RepositoryContentUnit stores the "created" timestamp as an ISO 8601 string which only resolves to the nearest second (truncating the fraction), while the timestamps of repository publishes are stored to the nearest millisecond. Unfortunately, this means that if a repo association happens within a fraction of a second of a yum predistributor publish, we lose information about which occurred first.
This behavior is emergent now because previously the window for determining which content should be included in a fastforward publish started with the time of the last rsync distributor publish, which was incorrect. It now uses the time of the previous predistributor publish, which is the correct behavior. With this test, the yum predistributor publish manages to complete within the fraction-of-a-second time window some percentage of the time, whereas previously both the yum and rsync publishes would have needed to occur within that time window, which apparently doesn't happen.
The publishes taking place are still fastforward publishes, they are merely including a unit associated within this small time window as though they had taken place after the publish. Because of this, the impact of this new bug is somewhat low, especially given that a human could never act quickly enough to trigger this behavior.

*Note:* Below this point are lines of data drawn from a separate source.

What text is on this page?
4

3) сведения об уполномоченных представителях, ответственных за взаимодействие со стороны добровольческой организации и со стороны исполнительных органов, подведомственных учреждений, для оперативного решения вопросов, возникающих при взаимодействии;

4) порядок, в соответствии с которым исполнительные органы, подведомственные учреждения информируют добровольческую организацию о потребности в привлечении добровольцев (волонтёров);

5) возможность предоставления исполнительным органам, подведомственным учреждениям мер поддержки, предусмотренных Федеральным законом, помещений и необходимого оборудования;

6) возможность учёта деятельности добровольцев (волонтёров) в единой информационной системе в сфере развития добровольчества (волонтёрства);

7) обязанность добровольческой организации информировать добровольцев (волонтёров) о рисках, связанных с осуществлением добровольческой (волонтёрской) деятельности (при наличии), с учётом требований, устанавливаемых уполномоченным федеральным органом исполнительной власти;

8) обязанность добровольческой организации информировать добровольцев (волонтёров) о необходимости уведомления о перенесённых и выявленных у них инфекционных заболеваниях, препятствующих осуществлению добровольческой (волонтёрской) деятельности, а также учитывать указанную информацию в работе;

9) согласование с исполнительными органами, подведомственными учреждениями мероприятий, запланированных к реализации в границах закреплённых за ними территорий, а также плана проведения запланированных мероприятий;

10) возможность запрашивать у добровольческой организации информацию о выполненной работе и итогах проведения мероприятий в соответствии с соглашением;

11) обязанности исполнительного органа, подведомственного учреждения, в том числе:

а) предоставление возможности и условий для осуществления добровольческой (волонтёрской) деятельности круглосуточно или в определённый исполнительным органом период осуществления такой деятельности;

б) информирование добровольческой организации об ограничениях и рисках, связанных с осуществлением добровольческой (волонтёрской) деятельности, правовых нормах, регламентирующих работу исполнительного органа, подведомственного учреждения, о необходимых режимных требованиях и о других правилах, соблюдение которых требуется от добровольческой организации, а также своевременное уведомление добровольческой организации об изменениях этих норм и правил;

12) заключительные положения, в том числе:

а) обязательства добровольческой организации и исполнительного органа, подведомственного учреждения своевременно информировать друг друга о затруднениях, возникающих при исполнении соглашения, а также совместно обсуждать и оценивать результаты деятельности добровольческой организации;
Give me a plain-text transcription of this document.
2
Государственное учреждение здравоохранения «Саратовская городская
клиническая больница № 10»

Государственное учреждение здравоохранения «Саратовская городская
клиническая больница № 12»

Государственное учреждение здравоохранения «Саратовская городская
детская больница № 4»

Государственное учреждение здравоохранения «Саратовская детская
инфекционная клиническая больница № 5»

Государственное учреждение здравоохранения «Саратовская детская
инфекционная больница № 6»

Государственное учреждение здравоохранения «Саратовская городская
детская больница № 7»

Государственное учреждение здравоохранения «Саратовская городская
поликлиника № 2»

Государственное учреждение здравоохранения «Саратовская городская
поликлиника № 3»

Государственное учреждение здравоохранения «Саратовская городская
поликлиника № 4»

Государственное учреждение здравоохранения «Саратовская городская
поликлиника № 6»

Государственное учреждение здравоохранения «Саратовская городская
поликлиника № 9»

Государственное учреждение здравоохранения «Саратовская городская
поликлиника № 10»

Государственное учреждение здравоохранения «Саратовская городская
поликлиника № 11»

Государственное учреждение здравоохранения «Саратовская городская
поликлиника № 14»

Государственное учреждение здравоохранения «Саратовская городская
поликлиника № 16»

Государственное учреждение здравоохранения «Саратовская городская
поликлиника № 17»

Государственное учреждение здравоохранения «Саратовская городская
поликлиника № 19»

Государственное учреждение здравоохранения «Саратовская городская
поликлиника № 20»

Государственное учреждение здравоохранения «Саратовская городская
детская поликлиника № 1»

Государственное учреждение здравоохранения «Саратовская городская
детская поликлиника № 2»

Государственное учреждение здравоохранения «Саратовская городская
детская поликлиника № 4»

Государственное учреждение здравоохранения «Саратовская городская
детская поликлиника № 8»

Fixing this properly would require changing the underlying models, which is probably not a good idea at this point in the lifecycle of Pulp 2. This should absolutely be fixed in Pulp 3, however. We just want to make sure we aren't throwing away that millisecond information in the database like we are currently.
Updated by dalley over 7 years ago
Taking the above into account, I would recommend adding a time.sleep() of 2 seconds in between the content association and the publish portions of the smash test, as a workaround for this defect.
Updated by Ichimonji10 over 7 years ago
Taking the above into account, I would recommend adding a time.sleep() of 2 seconds in between the content association and the publish portions of the smash test, as a workaround for this defect.
Thank you! https://github.com/PulpQE/pulp-smash/pull/711
Fixing this properly would require changing the underlying models, which is probably not a good idea at this point in the lifecycle of Pulp 2. This should absolutely be fixed in Pulp 3, however.
Sounds like a reasonable judgment call to me.
Because of this, the impact of this new bug is somewhat low, especially given that a human could never act quickly enough to trigger this behavior.
IMO, whether a human can trigger this behaviour is beside the point, as Pulp is scriptable.
Updated by pcreech over 7 years ago
- Status changed from 5 to CLOSED - CURRENTRELEASE
Fix fastforward rsync publishes
Fixes an issue where fastforward publishes were not occurring when they should have been.
closes #2844 https://pulp.plan.io/issues/2844